On January 16, 2020, the Federal Deposit Insurance Corporation (the “FDIC”) and the Office of the Comptroller of the Currency issued FIL-3-2020, Joint Statement on Heightened Cybersecurity Risk to remind supervised financial institutions of “sound cybersecurity risk management principles” (the “Joint Statement”).
The Joint Statement noted that there is a “heightened risk of cyber-attacks against U.S. targets because of increased geopolitical tension,” which appears to be a reference to recent uncertainty with respect to Iran. In fact, the Department of Homeland Security’s National Terrorism Advisory System recently issued a Bulletin, Summary of Iran-Related Terrorism Threat to the U.S. Homeland, which noted that, among other things, the financial services sector (among other sectors) was a “consistent priorit[y] for Tehran’s malicious operational planning.”
While the immediate impetus for the Joint Statement appears to have been related – at least in part – to current geopolitical concerns regarding Iran, the Joint Statement’s guidance is of general applicability at all times and to all FDIC-insured depository institutions.
The Joint Statement elaborates on existing standards, such as the Interagency Guidelines Establishing Information Security Standards and the FFIEC Statement on Destructive Malware. The Joint Statement emphasizes that cybersecurity risk mitigation tools should not only focus on preventing a cybersecurity risk, but also in promoting resilience in the wake of a realized cybersecurity risk, recognizing that the possibility of a cybersecurity attack is less a matter of “if,” but rather, “when”:
“While preventive controls are important, financial institution management should be prepared for a worst-case scenario and maintain sufficient business continuity planning processes for the rapid recovery, resumption, and maintenance of the institution’s operations.”
The Joint Statement focuses on several key controls to help protect financial institutions from malicious activity:
- Response, resilience and recovery capabilities.
Digitally segmenting or establishing physical “air gaps” between critical network components and services can reduce the risk that a cybersecurity threat will spread across the network. Banks should also maintain comprehensive and current business resilience plans that address recovery from cyberattacks, as well as have a comprehensive system and data backup strategy.
- Identity and access management.
To protect against “phishing” attacks or other compromises of login or other access management tools, banks should use and validate the effectiveness of identity and access management tools. Among other things, banks should use role-based access controls that limit privileges to those necessary for an individual’s job function. Assigned access should be reviewed regularly to ensure appropriate levels of access on an ongoing basis.
- Network configuration and system hardening.

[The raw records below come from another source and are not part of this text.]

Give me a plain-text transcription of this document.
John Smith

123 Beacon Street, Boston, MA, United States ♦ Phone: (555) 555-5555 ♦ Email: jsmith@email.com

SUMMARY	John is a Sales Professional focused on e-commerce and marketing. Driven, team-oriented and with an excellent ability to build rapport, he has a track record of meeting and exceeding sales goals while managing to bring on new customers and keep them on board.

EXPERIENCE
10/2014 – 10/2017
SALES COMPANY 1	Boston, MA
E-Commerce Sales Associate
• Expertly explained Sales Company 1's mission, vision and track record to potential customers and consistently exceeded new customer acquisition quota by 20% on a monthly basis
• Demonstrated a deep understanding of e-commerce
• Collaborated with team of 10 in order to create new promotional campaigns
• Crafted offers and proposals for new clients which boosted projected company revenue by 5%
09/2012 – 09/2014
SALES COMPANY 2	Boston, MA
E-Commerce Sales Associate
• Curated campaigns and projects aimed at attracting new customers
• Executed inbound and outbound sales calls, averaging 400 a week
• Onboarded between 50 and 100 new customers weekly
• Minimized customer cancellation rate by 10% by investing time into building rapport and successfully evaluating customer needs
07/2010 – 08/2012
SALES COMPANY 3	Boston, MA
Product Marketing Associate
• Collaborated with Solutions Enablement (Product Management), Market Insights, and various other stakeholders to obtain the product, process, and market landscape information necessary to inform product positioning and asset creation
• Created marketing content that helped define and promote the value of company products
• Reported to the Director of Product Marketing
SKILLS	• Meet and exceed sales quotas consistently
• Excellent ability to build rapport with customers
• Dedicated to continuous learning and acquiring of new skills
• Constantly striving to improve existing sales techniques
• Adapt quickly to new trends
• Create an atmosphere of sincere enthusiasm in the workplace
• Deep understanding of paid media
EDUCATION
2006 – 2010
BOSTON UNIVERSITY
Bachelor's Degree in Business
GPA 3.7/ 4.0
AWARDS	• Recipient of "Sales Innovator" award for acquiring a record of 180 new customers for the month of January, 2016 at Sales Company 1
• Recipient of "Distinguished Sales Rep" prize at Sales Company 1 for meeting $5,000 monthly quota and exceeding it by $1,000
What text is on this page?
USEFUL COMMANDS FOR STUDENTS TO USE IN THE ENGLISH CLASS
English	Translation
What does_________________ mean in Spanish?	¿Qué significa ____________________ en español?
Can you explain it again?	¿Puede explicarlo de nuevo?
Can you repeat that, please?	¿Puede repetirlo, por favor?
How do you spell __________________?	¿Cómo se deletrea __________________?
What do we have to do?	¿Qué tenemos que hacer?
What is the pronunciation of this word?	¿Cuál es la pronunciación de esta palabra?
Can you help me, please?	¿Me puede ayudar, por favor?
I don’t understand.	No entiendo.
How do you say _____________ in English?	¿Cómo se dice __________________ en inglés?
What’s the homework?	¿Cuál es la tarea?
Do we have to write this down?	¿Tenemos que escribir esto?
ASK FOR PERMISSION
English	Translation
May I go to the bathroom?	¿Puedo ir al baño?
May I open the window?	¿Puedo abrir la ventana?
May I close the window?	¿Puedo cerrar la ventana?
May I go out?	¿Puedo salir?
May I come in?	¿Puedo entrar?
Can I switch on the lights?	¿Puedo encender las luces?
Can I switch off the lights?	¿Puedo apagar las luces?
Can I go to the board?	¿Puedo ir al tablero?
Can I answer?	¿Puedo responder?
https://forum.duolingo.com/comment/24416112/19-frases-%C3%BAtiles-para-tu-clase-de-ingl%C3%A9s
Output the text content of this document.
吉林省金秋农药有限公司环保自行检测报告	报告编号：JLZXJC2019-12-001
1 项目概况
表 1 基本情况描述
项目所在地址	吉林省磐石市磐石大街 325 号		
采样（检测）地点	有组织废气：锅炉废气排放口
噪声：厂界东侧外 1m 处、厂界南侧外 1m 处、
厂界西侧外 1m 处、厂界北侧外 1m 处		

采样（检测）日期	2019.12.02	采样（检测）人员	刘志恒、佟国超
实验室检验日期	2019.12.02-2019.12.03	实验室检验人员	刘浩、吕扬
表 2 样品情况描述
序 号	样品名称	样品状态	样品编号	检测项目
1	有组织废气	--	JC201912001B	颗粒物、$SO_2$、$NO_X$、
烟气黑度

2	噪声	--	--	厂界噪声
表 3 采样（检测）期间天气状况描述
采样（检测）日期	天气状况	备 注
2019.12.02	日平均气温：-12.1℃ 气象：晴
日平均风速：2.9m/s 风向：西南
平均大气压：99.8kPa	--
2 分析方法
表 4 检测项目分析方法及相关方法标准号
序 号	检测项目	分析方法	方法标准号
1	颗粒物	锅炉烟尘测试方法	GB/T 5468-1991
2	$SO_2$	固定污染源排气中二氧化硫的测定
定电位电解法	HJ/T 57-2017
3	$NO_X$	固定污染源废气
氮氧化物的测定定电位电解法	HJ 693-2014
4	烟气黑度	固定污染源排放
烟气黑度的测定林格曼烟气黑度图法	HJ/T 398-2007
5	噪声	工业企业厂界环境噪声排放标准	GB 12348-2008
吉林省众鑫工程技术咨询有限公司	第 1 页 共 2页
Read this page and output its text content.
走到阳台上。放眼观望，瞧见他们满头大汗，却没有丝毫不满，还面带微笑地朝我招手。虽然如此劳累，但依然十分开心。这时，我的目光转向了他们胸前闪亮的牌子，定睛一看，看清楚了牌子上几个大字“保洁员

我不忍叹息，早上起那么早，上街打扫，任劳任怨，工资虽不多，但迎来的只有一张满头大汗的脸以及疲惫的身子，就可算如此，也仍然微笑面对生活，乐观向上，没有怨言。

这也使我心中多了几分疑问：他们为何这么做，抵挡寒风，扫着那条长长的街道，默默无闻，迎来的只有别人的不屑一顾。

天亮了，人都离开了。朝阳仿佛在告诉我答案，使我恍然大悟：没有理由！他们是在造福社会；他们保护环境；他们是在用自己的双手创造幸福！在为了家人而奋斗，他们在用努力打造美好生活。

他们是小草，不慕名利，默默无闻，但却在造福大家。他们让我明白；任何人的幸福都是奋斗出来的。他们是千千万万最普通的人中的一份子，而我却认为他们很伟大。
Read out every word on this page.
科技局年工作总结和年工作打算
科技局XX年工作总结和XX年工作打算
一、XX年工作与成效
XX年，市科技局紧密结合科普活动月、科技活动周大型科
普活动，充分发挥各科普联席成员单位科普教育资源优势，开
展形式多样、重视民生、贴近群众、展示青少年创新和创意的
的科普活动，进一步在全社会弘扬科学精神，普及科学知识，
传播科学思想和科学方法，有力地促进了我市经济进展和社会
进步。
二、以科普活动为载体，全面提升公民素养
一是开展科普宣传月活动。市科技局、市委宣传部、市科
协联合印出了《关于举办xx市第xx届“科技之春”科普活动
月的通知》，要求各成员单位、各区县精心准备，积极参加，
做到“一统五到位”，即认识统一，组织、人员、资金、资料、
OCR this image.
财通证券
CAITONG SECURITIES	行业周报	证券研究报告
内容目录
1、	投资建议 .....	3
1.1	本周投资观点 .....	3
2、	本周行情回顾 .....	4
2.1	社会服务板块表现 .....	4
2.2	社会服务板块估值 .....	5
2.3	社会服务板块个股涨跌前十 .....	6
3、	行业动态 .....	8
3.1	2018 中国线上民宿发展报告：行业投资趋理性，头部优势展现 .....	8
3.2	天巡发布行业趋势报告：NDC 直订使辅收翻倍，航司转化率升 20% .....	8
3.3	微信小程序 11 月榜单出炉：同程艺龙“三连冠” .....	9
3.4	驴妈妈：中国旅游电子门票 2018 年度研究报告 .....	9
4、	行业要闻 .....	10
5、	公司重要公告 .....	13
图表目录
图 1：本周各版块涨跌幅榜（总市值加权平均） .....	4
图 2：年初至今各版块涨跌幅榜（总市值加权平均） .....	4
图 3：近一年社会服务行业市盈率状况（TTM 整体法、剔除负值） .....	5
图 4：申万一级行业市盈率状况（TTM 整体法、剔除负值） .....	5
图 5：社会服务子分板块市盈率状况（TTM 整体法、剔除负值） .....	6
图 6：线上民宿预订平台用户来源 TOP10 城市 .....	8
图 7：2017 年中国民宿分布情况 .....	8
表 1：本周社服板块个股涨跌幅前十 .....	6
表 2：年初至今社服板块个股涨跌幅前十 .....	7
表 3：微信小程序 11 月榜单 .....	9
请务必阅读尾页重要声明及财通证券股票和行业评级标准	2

Bank management should review the appropriateness of default system settings, change default user profiles, configure security settings, and implement security monitoring tools. Security updates and system patches are critical to maintaining secure systems and should be implemented in a timely manner.
- Employee training.
The Joint Statement emphasizes the risk of “social engineering,” or the use of human interactions to trick employees into making security mistakes or divulging sensitive information. Banks should conduct ongoing training on recognizing cyberthreats, phishing attempts and suspicious internet links and measure the effectiveness of such training programs.
- Security tools and monitoring.
Banks should deploy qualified cybersecurity staff, either in-house or through a third-party service provider, to actively monitor systems for network threat and vulnerability information available from industry sources. The Joint Statement also recommends regularly reviewing system and network audit logs for anomalous activity and implementing a penetration testing program that includes periodic internal and external testing of the bank’s ability to detect and respond to attacks.
- Data protection.
The Joint Statement notes that banks should maintain a data classification program to identify sensitive and critical data, and that such data should be encrypted or tokenized.